Bug 2213597

Summary:	chpasswd does not use a unique salt per line entry
Product:	[Fedora] Fedora	Reporter:	Fedora Guru <alt.f9-fdg785n>
Component:	shadow-utils	Assignee:	Iker Pedrosa <ipedrosa>
Status:	NEW ---	QA Contact:	Fedora Extras Quality Assurance <extras-qa>
Severity:	medium	Docs Contact:
Priority:	medium
Version:	38	CC:	aboscatt, ipedrosa, jkucera, mitr, pvrabec, tm
Target Milestone:	---	Keywords:	Security, Triaged
Target Release:	---
Hardware:	x86_64
OS:	Linux
Whiteboard:
Fixed In Version:		Doc Type:	If docs needed, set a value
Doc Text:		Story Points:	---
Clone Of:		Environment:
Last Closed:		Type:	---
Regression:	---	Mount Type:	---
Documentation:	---	CRM:
Verified Versions:		Category:	---
oVirt Team:	---	RHEL 7.3 requirements from Atomic Host:
Cloudforms Team:	---	Target Upstream Version:
Embargoed:

Description Fedora Guru 2023-06-08 16:36:10 UTC

chpasswd does not generate a unique salt for each line of input which means that the same password will result in the same hash.  Kind of defeats the purpose.

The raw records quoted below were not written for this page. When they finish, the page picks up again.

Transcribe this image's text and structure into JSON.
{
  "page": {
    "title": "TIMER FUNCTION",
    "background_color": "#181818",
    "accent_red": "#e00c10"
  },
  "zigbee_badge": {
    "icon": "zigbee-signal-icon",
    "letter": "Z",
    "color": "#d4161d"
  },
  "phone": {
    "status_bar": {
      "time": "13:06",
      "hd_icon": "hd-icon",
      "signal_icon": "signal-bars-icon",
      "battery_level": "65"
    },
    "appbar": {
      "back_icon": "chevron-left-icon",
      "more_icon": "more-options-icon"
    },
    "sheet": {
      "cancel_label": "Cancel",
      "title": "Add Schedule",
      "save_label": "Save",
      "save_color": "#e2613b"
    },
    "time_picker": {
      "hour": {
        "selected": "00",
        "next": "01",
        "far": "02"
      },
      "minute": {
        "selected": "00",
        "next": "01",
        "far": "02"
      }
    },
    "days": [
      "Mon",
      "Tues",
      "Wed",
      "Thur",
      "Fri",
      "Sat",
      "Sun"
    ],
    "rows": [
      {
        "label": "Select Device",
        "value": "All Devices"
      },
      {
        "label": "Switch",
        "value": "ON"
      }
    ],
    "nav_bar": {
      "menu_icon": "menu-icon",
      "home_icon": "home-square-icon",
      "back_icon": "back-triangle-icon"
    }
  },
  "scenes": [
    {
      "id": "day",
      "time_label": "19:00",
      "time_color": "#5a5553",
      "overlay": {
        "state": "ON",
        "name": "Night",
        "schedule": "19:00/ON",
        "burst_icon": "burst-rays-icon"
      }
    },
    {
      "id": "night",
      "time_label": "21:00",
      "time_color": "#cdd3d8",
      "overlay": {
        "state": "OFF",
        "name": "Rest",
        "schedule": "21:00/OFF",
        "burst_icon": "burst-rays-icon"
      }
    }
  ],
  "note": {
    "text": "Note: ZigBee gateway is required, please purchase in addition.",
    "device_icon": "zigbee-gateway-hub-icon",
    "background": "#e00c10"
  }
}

[root@fedora38]# seq -f user%02g 10 | while read x; do useradd -m $x; done
[root@fedora38]# seq -f user%02g 10 | sed -e 's/.*/&:TestSecret1/' | chpasswd 
[root@fedora38]# grep user[0-9][0-9] /etc/shadow
user01:$y$j9T$qFRIpafBx.wKfP.K7Rx8s/$AD1RBpoDJPrdeD.yxVw5awqspL0kxUnUflIeuyUMJz6:19516:0:99999:7:::
user02:$y$j9T$qFRIpafBx.wKfP.K7Rx8s/$AD1RBpoDJPrdeD.yxVw5awqspL0kxUnUflIeuyUMJz6:19516:0:99999:7:::
user03:$y$j9T$qFRIpafBx.wKfP.K7Rx8s/$AD1RBpoDJPrdeD.yxVw5awqspL0kxUnUflIeuyUMJz6:19516:0:99999:7:::
user04:$y$j9T$qFRIpafBx.wKfP.K7Rx8s/$AD1RBpoDJPrdeD.yxVw5awqspL0kxUnUflIeuyUMJz6:19516:0:99999:7:::
user05:$y$j9T$qFRIpafBx.wKfP.K7Rx8s/$AD1RBpoDJPrdeD.yxVw5awqspL0kxUnUflIeuyUMJz6:19516:0:99999:7:::
user06:$y$j9T$qFRIpafBx.wKfP.K7Rx8s/$AD1RBpoDJPrdeD.yxVw5awqspL0kxUnUflIeuyUMJz6:19516:0:99999:7:::
user07:$y$j9T$qFRIpafBx.wKfP.K7Rx8s/$AD1RBpoDJPrdeD.yxVw5awqspL0kxUnUflIeuyUMJz6:19516:0:99999:7:::
user08:$y$j9T$qFRIpafBx.wKfP.K7Rx8s/$AD1RBpoDJPrdeD.yxVw5awqspL0kxUnUflIeuyUMJz6:19516:0:99999:7:::
user09:$y$j9T$qFRIpafBx.wKfP.K7Rx8s/$AD1RBpoDJPrdeD.yxVw5awqspL0kxUnUflIeuyUMJz6:19516:0:99999:7:::
user10:$y$j9T$qFRIpafBx.wKfP.K7Rx8s/$AD1RBpoDJPrdeD.yxVw5awqspL0kxUnUflIeuyUMJz6:19516:0:99999:7:::


Reproducible: Always

Steps to Reproduce:
1.Create multi-line input for chpassword using different usernames and the same password
2.Observe that all the hashes are the same
3.If each line is instead fed to chpassword in separate invocations, the hashes are different
Actual Results:  
Actual results are seen above in Details.

Expected Results:  
Expected that each password, even if the same, have a unique hash output.

Should generate a separate salt for each line of input.